File metadata and controls

84 lines (60 loc) · 3.79 KB

Research Explanation (Plain English)

This is the same story the code tells, without the jargon. It follows the data from raw input all the way to a decision-ready research dashboard.

1. Start with controlled, reproducible data

Instead of pulling unpredictable data from the internet, we generate a synthetic series with a fixed random seed. Think of it as a lab sample: the same recipe always produces the same sample, so anyone can rerun the project and get identical results. The output is a simple table with a date and a close value.

2. Validate before trusting

Real analysts never trust raw data blindly. Before anything else we check:

  • Is the close column actually there?
  • Are there blanks or missing values?
  • Are any values zero or negative (which would be impossible for a level)?
  • Do we have enough rows to compute the rolling averages we need?

If any check fails, the program stops immediately with a clear message instead of quietly producing wrong numbers later.
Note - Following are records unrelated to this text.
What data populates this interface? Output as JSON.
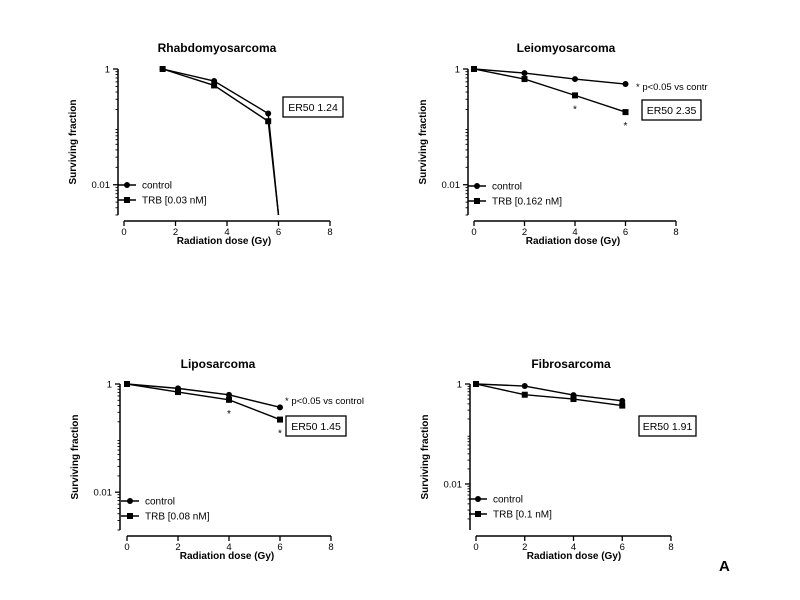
{
  "panel_label": "A",
  "chart_data": [
    {
      "type": "line",
      "title": "Rhabdomyosarcoma",
      "xlabel": "Radiation dose (Gy)",
      "ylabel": "Surviving fraction",
      "yscale": "log",
      "xlim": [
        0,
        8
      ],
      "ylim": [
        0.003,
        1
      ],
      "xticks": [
        "0",
        "2",
        "4",
        "6",
        "8"
      ],
      "yticks": [
        {
          "value": 1,
          "label": "1"
        },
        {
          "value": 0.01,
          "label": "0.01"
        }
      ],
      "grid": false,
      "legend_position": "bottom-left",
      "er50": "ER50 1.24",
      "footnote": "",
      "series": [
        {
          "name": "control",
          "marker": "circle",
          "x": [
            1.5,
            3.5,
            5.6,
            6.0
          ],
          "y": [
            1.0,
            0.62,
            0.17,
            0.003
          ],
          "stars": []
        },
        {
          "name": "TRB [0.03 nM]",
          "marker": "square",
          "x": [
            1.5,
            3.5,
            5.6,
            6.0
          ],
          "y": [
            1.0,
            0.52,
            0.125,
            0.003
          ],
          "stars": []
        }
      ]
    },
    {
      "type": "line",
      "title": "Leiomyosarcoma",
      "xlabel": "Radiation dose (Gy)",
      "ylabel": "Surviving fraction",
      "yscale": "log",
      "xlim": [
        0,
        8
      ],
      "ylim": [
        0.003,
        1
      ],
      "xticks": [
        "0",
        "2",
        "4",
        "6",
        "8"
      ],
      "yticks": [
        {
          "value": 1,
          "label": "1"
        },
        {
          "value": 0.01,
          "label": "0.01"
        }
      ],
      "grid": false,
      "legend_position": "bottom-left",
      "er50": "ER50 2.35",
      "footnote": "* p<0.05 vs contr",
      "series": [
        {
          "name": "control",
          "marker": "circle",
          "x": [
            0,
            2,
            4,
            6
          ],
          "y": [
            1.0,
            0.85,
            0.67,
            0.55
          ],
          "stars": []
        },
        {
          "name": "TRB [0.162 nM]",
          "marker": "square",
          "x": [
            0,
            2,
            4,
            6
          ],
          "y": [
            1.0,
            0.67,
            0.35,
            0.18
          ],
          "stars": [
            4,
            6
          ]
        }
      ]
    },
    {
      "type": "line",
      "title": "Liposarcoma",
      "xlabel": "Radiation dose (Gy)",
      "ylabel": "Surviving fraction",
      "yscale": "log",
      "xlim": [
        0,
        8
      ],
      "ylim": [
        0.002,
        1
      ],
      "xticks": [
        "0",
        "2",
        "4",
        "6",
        "8"
      ],
      "yticks": [
        {
          "value": 1,
          "label": "1"
        },
        {
          "value": 0.01,
          "label": "0.01"
        }
      ],
      "grid": false,
      "legend_position": "bottom-left",
      "er50": "ER50 1.45",
      "footnote": "* p<0.05 vs control",
      "series": [
        {
          "name": "control",
          "marker": "circle",
          "x": [
            0,
            2,
            4,
            6
          ],
          "y": [
            1.0,
            0.83,
            0.63,
            0.37
          ],
          "stars": []
        },
        {
          "name": "TRB [0.08 nM]",
          "marker": "square",
          "x": [
            0,
            2,
            4,
            6
          ],
          "y": [
            1.0,
            0.71,
            0.51,
            0.22
          ],
          "stars": [
            4,
            6
          ]
        }
      ]
    },
    {
      "type": "line",
      "title": "Fibrosarcoma",
      "xlabel": "Radiation dose (Gy)",
      "ylabel": "Surviving fraction",
      "yscale": "log",
      "xlim": [
        0,
        8
      ],
      "ylim": [
        0.0012,
        1
      ],
      "xticks": [
        "0",
        "2",
        "4",
        "6",
        "8"
      ],
      "yticks": [
        {
          "value": 1,
          "label": "1"
        },
        {
          "value": 0.01,
          "label": "0.01"
        }
      ],
      "grid": false,
      "legend_position": "bottom-left",
      "er50": "ER50 1.91",
      "footnote": "",
      "series": [
        {
          "name": "control",
          "marker": "circle",
          "x": [
            0,
            2,
            4,
            6
          ],
          "y": [
            1.0,
            0.91,
            0.6,
            0.46
          ],
          "stars": []
        },
        {
          "name": "TRB [0.1 nM]",
          "marker": "square",
          "x": [
            0,
            2,
            4,
            6
          ],
          "y": [
            1.0,
            0.61,
            0.5,
            0.37
          ],
          "stars": []
        }
      ]
    }
  ]
}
3. Turn data into experiments

We test a simple rule: compare a fast moving average to a slow one. When the fast line is above the slow line, the rule is "in"; otherwise it sits out. One subtle but important detail: we make each decision using yesterday's information, never today's. This prevents the rule from "cheating" by peeking at the future — a classic mistake called look-ahead bias.
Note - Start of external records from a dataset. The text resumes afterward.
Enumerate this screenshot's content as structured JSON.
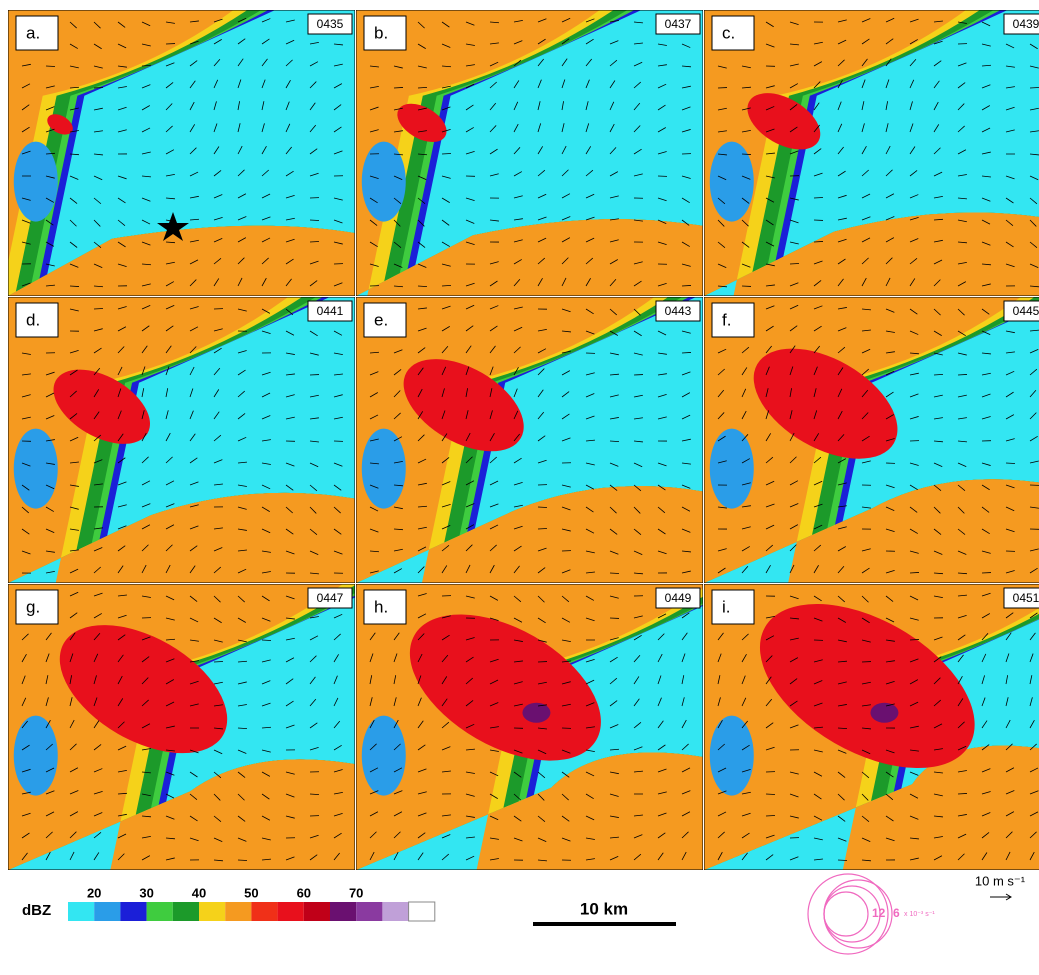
{
  "panels": [
    {
      "label": "a.",
      "time": "0435"
    },
    {
      "label": "b.",
      "time": "0437"
    },
    {
      "label": "c.",
      "time": "0439"
    },
    {
      "label": "d.",
      "time": "0441"
    },
    {
      "label": "e.",
      "time": "0443"
    },
    {
      "label": "f.",
      "time": "0445"
    },
    {
      "label": "g.",
      "time": "0447"
    },
    {
      "label": "h.",
      "time": "0449"
    },
    {
      "label": "i.",
      "time": "0451"
    }
  ],
  "colorbar": {
    "label": "dBZ",
    "ticks": [
      "20",
      "30",
      "40",
      "50",
      "60",
      "70"
    ]
  },
  "scale_bar": "10 km",
  "wind_reference": "10 m s⁻¹",
  "vorticity_legend": {
    "labels": [
      "12",
      "6"
    ],
    "unit": "x 10⁻³ s⁻¹"
  }
}
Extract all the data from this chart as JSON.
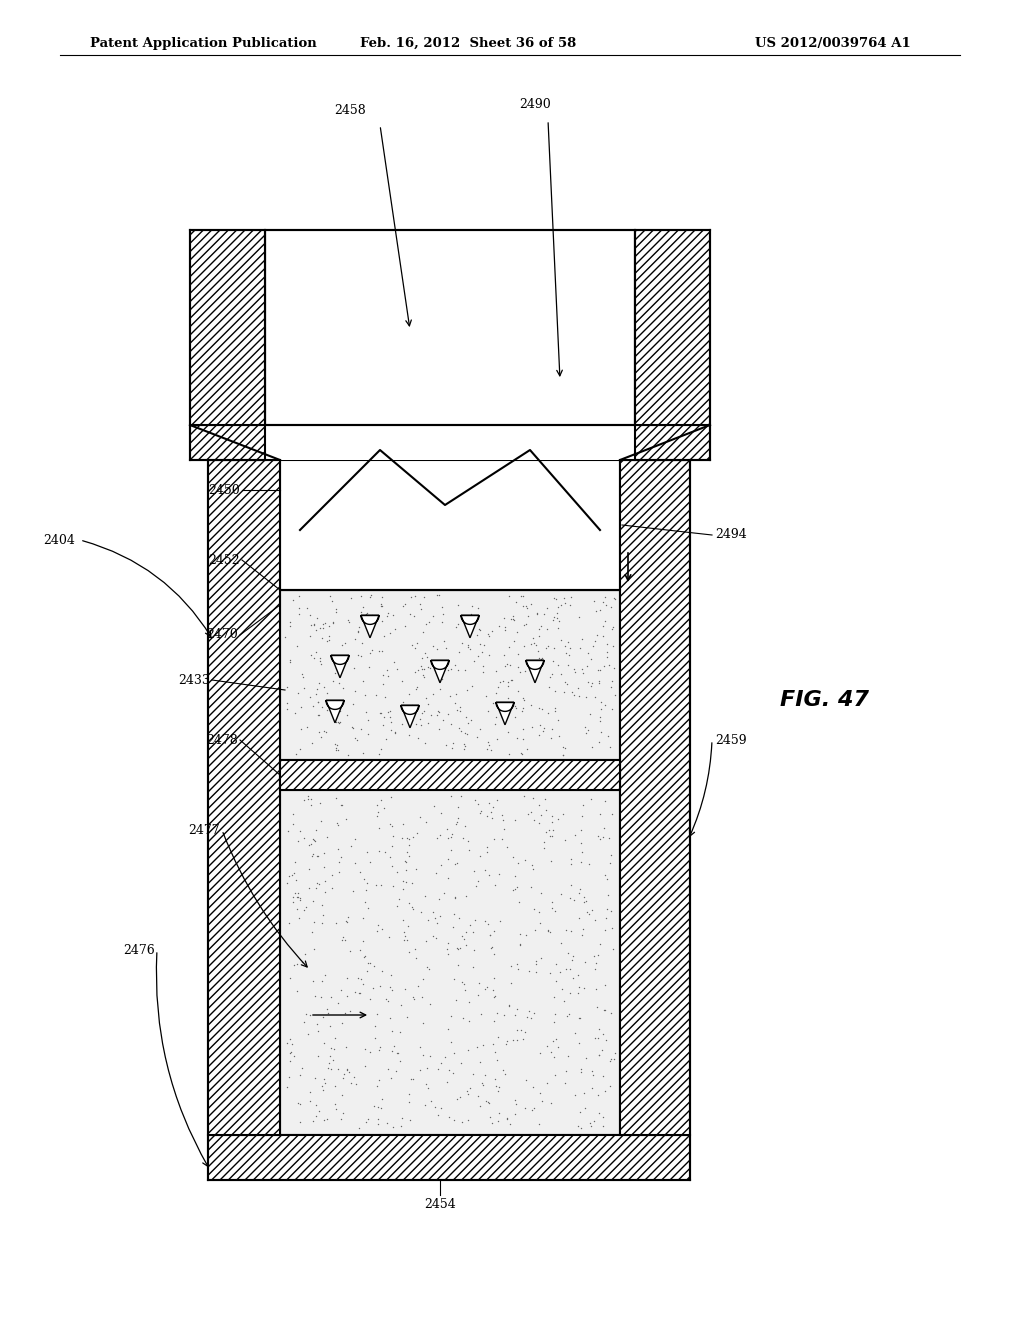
{
  "title_left": "Patent Application Publication",
  "title_mid": "Feb. 16, 2012  Sheet 36 of 58",
  "title_right": "US 2012/0039764 A1",
  "fig_label": "FIG. 47",
  "background": "#ffffff"
}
We also charge a small cost every time the rule switches in or out, so the numbers reflect that acting is not free.

4. Compare against a fair benchmark

A return number on its own means little. So every experiment is compared to a plain buy-and-hold baseline — what you would have gotten by doing nothing clever. This is the analyst's equivalent of an A/B test control group.

5. Measure with documented KPIs

We summarise each experiment with a scorecard: total return vs the baseline, how bumpy the ride was (volatility, drawdown), reward-per-risk (Sharpe, Sortino), how active the rule was, and how different it really was from the baseline. Every KPI is defined in plain terms in the code and methodology.

6. Run many scenarios

Rather than trusting one setting, we sweep across many combinations of fast and slow windows and put the results in a tidy table. A heatmap then shows at a glance whether good results are consistent across settings or just a lucky one-off cell.
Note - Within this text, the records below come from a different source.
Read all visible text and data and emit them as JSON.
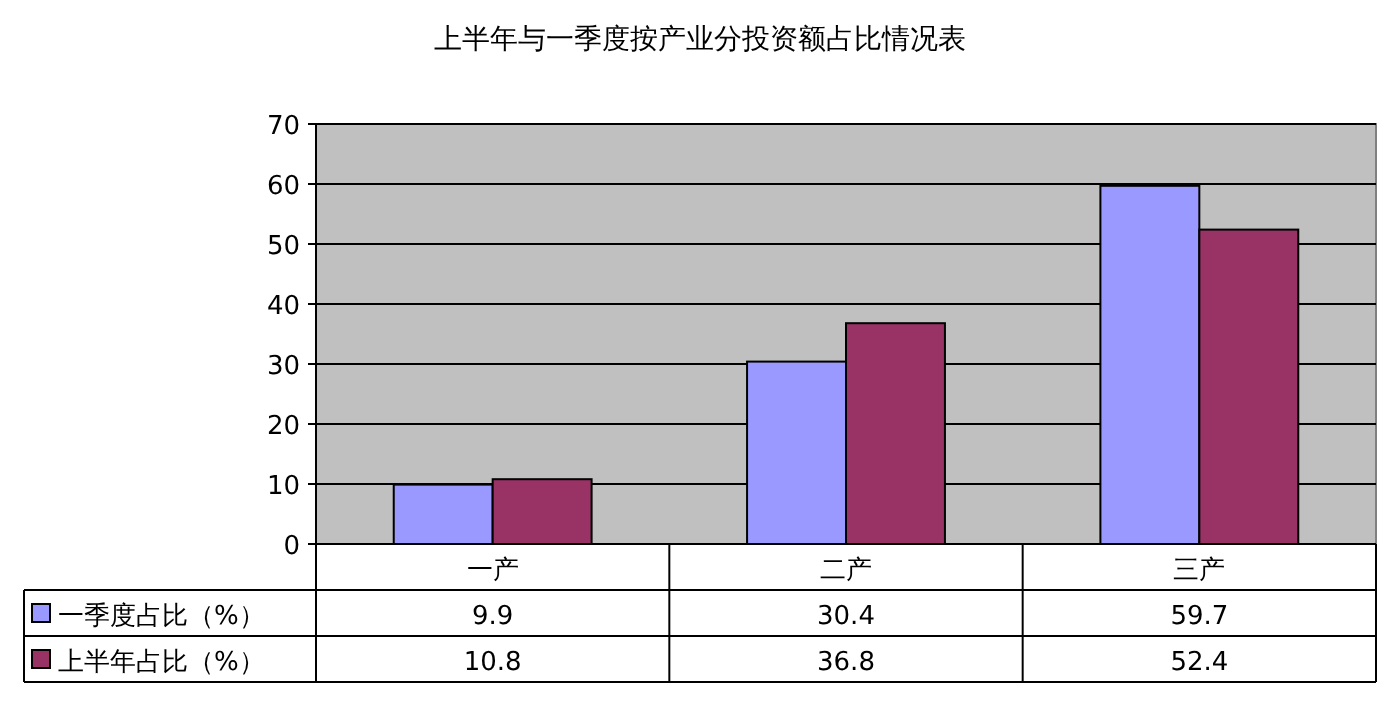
{
  "chart_data": {
    "type": "bar",
    "title": "上半年与一季度按产业分投资额占比情况表",
    "categories": [
      "一产",
      "二产",
      "三产"
    ],
    "series": [
      {
        "name": "一季度占比（%）",
        "color": "#9999ff",
        "values": [
          9.9,
          30.4,
          59.7
        ]
      },
      {
        "name": "上半年占比（%）",
        "color": "#993366",
        "values": [
          10.8,
          36.8,
          52.4
        ]
      }
    ],
    "ylim": [
      0,
      70
    ],
    "yticks": [
      0,
      10,
      20,
      30,
      40,
      50,
      60,
      70
    ],
    "grid": "y",
    "data_labels": true,
    "legend": "bottom"
  }
}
7. Don't judge a setting on the data that picked it

Picking the "best" setting and then grading it on the same data is how analysts fool themselves. So we split the timeline into an earlier training stretch and a later test stretch the selection never sees, choose the setting on training, and report how it does on the unseen test. We then repeat this walk-forward — train, test, step forward — to see whether the choice holds up fold after fold.

8. Stress-test the result

Finally we ask "how lucky was the ordering of returns?" by reshuffling the realised returns thousands of times (a Monte Carlo bootstrap) to see the range of outcomes and how often a path ends in a loss. This describes how stable the result is — it does not predict the future.

9. Visualise and report

Finally we turn the numbers into a small set of clean charts and a one-page HTML dashboard with KPI cards, the best configuration, and a one-line analyst takeaway. The dashboard opens offline in any browser — no internet, no setup — so a reviewer can understand the whole study in a couple of minutes.

10. Interpret honestly

If the candidate signal beats the baseline, we say so. If it does not — which on synthetic data it often will not — we say that too. The value of the project is the trustworthy process: controlled data, validation, a fair benchmark, out-of-sample and robustness testing, honest metrics, and clear communication.